Advanced: If your package is only interesting to you and a small group of collaborators, or if you don't want to make it public, you can still register it by setting up a local registry: see LocalRegistry.jl.
Obtaining consistent and reproducible results is an essential part of experimental science. DrWatson.jl is a general toolbox for running and re-running experiments in an orderly fashion. We now explore a few specific issues that often arise.
A first hurdle is random number generation, which is not guaranteed to remain stable across Julia versions. To ensure that the random streams remain exactly the same, you need to use StableRNGs.jl. Another aspect is dataset download and management. The packages DataDeps.jl, DataToolkit.jl and ArtifactUtils.jl can help you bundle non-code elements with your package. A third thing to consider is proper citation and versioning. Giving your package a DOI with Zenodo ensures that everyone can properly cite it in scientific publications. Similarly, your papers should cite the packages you use as dependencies: PkgCite.jl will help with that.
To ensure compatibility with earlier Julia versions, Compat.jl is your best ally.
Making packages play nice with one another is a key goal of the Julia ecosystem. Since Julia 1.9, this can be done with package extensions, which override specific behaviors based on the presence of a given package in the environment. PackageExtensionTools.jl eases the pain of setting up extensions.
Furthermore, the Julia ecosystem as a whole plays nice with other programming languages too. C and Fortran are natively supported. Python can be easily interfaced with the combination of CondaPkg.jl and PythonCall.jl.
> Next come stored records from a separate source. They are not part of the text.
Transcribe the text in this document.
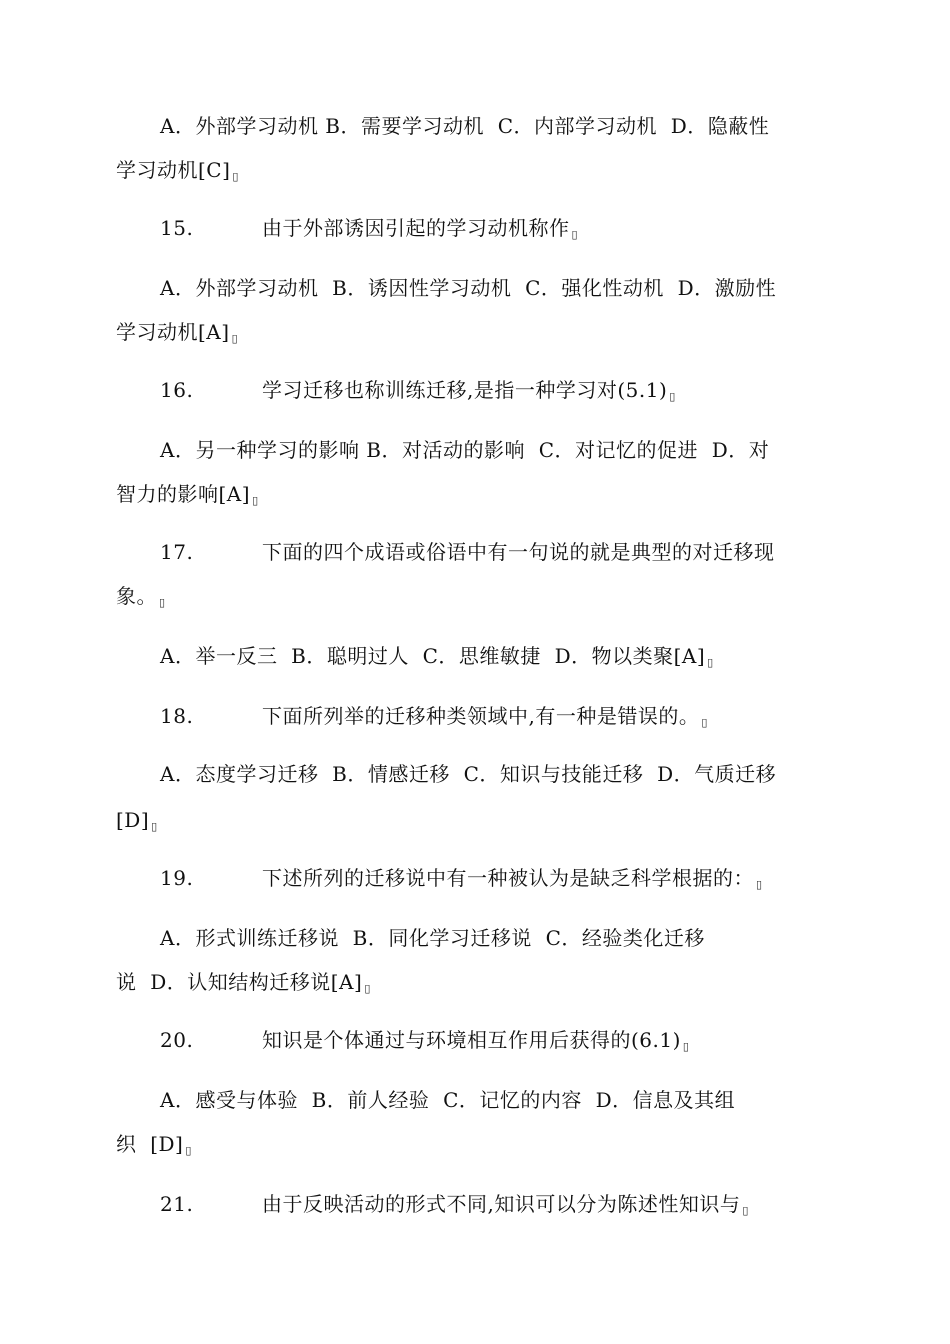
A．外部学习动机 B．需要学习动机  C．内部学习动机  D．隐蔽性
学习动机[C] ▯
15.	由于外部诱因引起的学习动机称作 ▯
A．外部学习动机  B．诱因性学习动机  C．强化性动机  D．激励性
学习动机[A] ▯
16.	学习迁移也称训练迁移,是指一种学习对(5.1) ▯
A．另一种学习的影响 B．对活动的影响  C．对记忆的促进  D．对
智力的影响[A] ▯
17.	下面的四个成语或俗语中有一句说的就是典型的对迁移现
象。 ▯
A．举一反三  B．聪明过人  C．思维敏捷  D．物以类聚[A] ▯
18.	下面所列举的迁移种类领域中,有一种是错误的。 ▯
A．态度学习迁移  B．情感迁移  C．知识与技能迁移  D．气质迁移
[D] ▯
19.	下述所列的迁移说中有一种被认为是缺乏科学根据的： ▯
A．形式训练迁移说  B．同化学习迁移说  C．经验类化迁移
说  D．认知结构迁移说[A] ▯
20.	知识是个体通过与环境相互作用后获得的(6.1) ▯
A．感受与体验  B．前人经验  C．记忆的内容  D．信息及其组
织  [D] ▯
21.	由于反映活动的形式不同,知识可以分为陈述性知识与 ▯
Other language compatibility packages can be found in the JuliaInterop organization, like RCall.jl.
Part of interoperability is also flexibility and customization: the Preferences.jl package gives a nice way to specify various options in TOML files.
Advanced: Some package developers may need to define what kind of behavior they expect from a certain type, or what a certain method should do. When writing it in the documentation is not enough, a formal testable specification becomes necessary. This problem of "interfaces" does not yet have a definitive solution in Julia, but several options have been proposed: Interfaces.jl, RequiredInterfaces.jl and PropCheck.jl are all worth checking out.
Once your package grows big enough, you might need to bring in some help. Working together on a software project has its own set of challenges, which are partially addressed by a good set of ground rules liks SciML ColPrac. Of course, collaboration goes both ways: if you find a Julia package you really like, you are more than welcome to contribute as well, for example by opening issues or submitting pull requests.